Morning Read: Can the Adirondack-North Country really create a brand?
The North Country Regional Economic Development Council’s new list of priority projects includes a proposal for the state to invest $2.6 million in an effort to help “brand” the seven-county region. Here’s what the plan has to say:
“This project will create a regional brand that communicated the unique identity of the seven county region, attracting new visitors, residents, entrepreneurs, and investment, and opening new access to markets for the region’s businesses and organizations.”
We’ve debated this before here on the In Box, whether the Adirondack-North Country has (or needs) a recognizable brand, and what it might take to create one.
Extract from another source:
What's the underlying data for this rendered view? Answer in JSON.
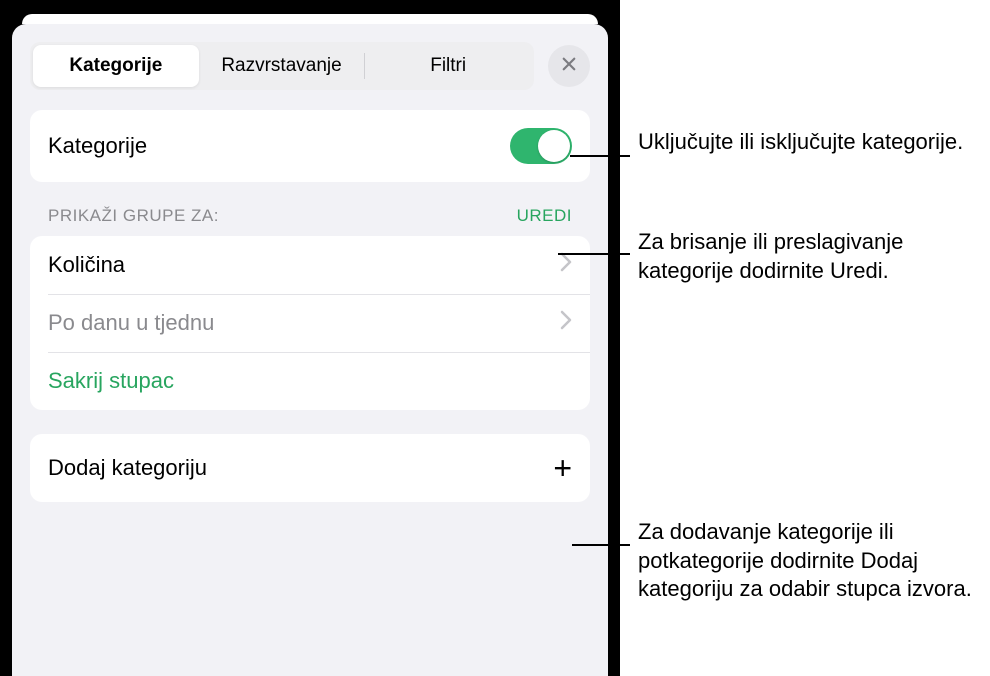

Which brings us, finally, to this morning’s Morning Read. On the Adirondack Almanack, Kimberly Rielly, director of communications for the Regional Office of Sustainable Tourism, has an interesting essay questioning the value or viability of all this.
If we, as marketers, “owned” everything inside the [Adirondack] blue line, we could force everyone to adhere to the Adirondacks’ brand guidelines, and police all use of the approved logo and messaging that reflects the customer experience.
But this isn’t Disney World. The Adirondack region as a whole is only treated as one entity from a regulatory standpoint; by the Adirondack Park Agency (APA).
Otherwise, it is, indeed fragmented into separate delineations for counties, and various New York State agencies with multiple regions, including DEC, DOT, Parks and Recreation, ESD, etc.
It’s an interesting, thorny question. Vermont, New York City, and Hawaii are all pretty fragmented places, yet they have successfully crafted brands which seem to boost their profile. So what makes us so different?
Read Rielly’s essay here and chime in below. What do you think? Do you hope an intensive branding effort gets off the ground? Or, as Rielly suggests, should we “continue to promote our destinations as we have been”?
How about marketing the entire Northern part of the state as “The Other New York”. If you go to other states and say you are from New York most assume that you mean NYC. Awareness of the rest of the state, including the fact that we have the largest wilderness area east of the Mississippi, is relatively low. And there is more to the area, the Seaway, the St. Lawrence River itself, Lake Champlain and everything in between.
FWIW the National Association of Photoshop Professionals sponsored a landscape photography workshop in the Lake Placid area this fall with Moose Peterson, a photographer of considerable renown, and he raved about the area on Google+.
We have a lot going for us but people won’t know unless we find a way to tell them. Of course I chided Moose for his comments. I complained that his remarks would attract hordes of photographers to all my favorite locations. Success in marketing the area would have negative consequences as well as positive ones.
We could market the area as the place where “The Gilded Age continues to thrive.”
Jim, actually, if you look at that chart, the Adirondacks rank third in familiarity after NYC and Niagara Falls. And I wish I remember where I saw it, but someone from Disney, asked about the Adirondacks, said that what we need to emphasize is our wilderness– that’s what sets us apart, it’s what we’re known for. If we lose it, we lose big.